The first experimental evidence for the existence of quarks came from deep inelastic scattering experiments performed in the 1960s and 1970s. These experiments involved shooting high-energy electrons or neutrinos at protons and other target particles and studying the scattering patterns of the resulting particles.
One of the key experiments in this regard was the SLAC-MIT experiment conducted at the Stanford Linear Accelerator Center (SLAC) in the late 1960s. In this experiment, electrons were accelerated to high energies and collided with protons. By measuring the scattering angles and energies of the scattered electrons, researchers were able to deduce the internal structure of protons and observed that they had substructure, later identified as quarks.
The experiments provided evidence for the presence of charged constituents (quarks) within protons and other hadrons. The observed scattering patterns were consistent with the idea that protons contained three point-like objects, which were later identified as up (u) and down (d) quarks.
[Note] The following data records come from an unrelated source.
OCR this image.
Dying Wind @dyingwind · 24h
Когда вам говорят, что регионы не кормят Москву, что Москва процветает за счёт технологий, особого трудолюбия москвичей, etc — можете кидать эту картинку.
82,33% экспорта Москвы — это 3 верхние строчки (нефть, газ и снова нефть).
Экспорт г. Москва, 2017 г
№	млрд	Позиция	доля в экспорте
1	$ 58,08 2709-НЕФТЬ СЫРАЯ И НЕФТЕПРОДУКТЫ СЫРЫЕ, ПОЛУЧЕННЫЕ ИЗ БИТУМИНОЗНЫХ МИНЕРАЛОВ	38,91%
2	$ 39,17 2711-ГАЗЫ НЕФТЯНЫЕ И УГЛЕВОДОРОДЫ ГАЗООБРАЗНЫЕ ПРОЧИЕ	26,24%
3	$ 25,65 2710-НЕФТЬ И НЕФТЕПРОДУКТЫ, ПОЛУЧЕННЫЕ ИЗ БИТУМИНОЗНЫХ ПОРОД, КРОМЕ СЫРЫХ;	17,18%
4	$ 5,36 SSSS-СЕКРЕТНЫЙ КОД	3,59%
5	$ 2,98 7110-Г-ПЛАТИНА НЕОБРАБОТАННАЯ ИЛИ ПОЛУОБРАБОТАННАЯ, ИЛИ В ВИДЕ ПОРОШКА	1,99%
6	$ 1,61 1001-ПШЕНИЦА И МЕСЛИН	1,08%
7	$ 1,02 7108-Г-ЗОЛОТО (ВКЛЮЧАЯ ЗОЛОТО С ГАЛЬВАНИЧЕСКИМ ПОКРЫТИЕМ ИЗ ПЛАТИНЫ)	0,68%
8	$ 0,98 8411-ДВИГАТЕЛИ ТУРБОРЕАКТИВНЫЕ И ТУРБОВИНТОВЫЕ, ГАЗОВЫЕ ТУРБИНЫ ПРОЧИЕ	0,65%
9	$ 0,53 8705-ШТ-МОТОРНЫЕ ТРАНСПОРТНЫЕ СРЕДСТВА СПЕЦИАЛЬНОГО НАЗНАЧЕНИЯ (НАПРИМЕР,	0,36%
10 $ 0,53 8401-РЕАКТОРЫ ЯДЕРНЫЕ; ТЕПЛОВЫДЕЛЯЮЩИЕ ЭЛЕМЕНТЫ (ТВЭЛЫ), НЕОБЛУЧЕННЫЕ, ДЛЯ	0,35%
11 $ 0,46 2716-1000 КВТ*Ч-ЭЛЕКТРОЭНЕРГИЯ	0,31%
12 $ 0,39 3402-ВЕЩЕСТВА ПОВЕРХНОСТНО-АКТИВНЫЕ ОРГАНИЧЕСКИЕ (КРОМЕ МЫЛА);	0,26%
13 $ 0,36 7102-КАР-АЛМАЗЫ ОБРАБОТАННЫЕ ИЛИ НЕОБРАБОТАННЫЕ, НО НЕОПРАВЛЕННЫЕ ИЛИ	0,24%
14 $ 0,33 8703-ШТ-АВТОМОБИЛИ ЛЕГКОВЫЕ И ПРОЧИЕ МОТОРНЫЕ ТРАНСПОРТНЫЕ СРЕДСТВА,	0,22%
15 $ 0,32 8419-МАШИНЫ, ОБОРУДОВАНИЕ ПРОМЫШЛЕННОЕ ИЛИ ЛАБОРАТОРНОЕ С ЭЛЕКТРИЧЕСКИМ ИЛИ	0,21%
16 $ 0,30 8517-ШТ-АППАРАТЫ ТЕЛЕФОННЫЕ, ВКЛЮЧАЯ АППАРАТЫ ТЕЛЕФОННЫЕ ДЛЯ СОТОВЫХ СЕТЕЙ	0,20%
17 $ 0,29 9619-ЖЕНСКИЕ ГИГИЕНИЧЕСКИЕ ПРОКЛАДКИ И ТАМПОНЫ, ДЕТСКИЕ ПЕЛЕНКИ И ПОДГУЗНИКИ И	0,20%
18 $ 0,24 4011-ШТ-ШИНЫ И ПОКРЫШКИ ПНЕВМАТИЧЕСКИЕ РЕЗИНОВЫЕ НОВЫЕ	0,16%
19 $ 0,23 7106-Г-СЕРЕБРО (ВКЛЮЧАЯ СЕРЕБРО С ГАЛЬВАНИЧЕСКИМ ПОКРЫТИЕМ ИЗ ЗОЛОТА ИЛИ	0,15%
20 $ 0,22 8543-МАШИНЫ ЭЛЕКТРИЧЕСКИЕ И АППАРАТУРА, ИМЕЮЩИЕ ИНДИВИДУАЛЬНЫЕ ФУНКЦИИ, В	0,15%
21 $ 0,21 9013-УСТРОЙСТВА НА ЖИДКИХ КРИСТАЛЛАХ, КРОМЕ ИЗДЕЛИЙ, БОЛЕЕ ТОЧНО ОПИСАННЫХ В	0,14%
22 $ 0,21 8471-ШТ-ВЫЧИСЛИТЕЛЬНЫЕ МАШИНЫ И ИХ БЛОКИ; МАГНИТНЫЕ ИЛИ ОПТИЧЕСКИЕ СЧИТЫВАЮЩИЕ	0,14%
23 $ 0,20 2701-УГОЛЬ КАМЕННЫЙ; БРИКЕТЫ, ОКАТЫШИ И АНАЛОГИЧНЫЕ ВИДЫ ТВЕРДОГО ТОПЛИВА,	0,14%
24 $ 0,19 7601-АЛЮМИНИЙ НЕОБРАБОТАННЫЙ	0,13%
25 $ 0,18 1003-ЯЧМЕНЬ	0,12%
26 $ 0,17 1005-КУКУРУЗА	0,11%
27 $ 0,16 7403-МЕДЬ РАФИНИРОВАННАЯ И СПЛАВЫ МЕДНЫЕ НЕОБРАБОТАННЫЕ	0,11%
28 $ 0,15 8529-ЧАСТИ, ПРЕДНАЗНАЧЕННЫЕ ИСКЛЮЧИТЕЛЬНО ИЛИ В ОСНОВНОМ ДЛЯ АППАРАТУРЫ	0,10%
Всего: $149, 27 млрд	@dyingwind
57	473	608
Determining the spin of quarks is a complex process that requires a combination of experimental techniques and theoretical interpretations. One of the key experiments that helped determine the spin properties of quarks was the European Muon Collaboration (EMC) experiment in the 1980s. The EMC experiment used muons to probe the spin structure of nucleons (protons and neutrons).
The experiment observed that the contribution of quark spins to the overall spin of the nucleon was much smaller than expected. This result, known as the "spin crisis," indicated that the quark spins accounted for only a fraction of the nucleon's total spin. This unexpected finding sparked further research and led to the realization that the gluons and the orbital angular momentum of quarks and gluons also play significant roles in the nucleon's spin.
The spin properties of quarks have been further studied through various high-energy scattering experiments, such as deep inelastic scattering and polarized scattering experiments. These experiments, combined with theoretical frameworks such as Quantum Chromodynamics (QCD), have provided insights into the spin structure and properties of quarks within hadrons.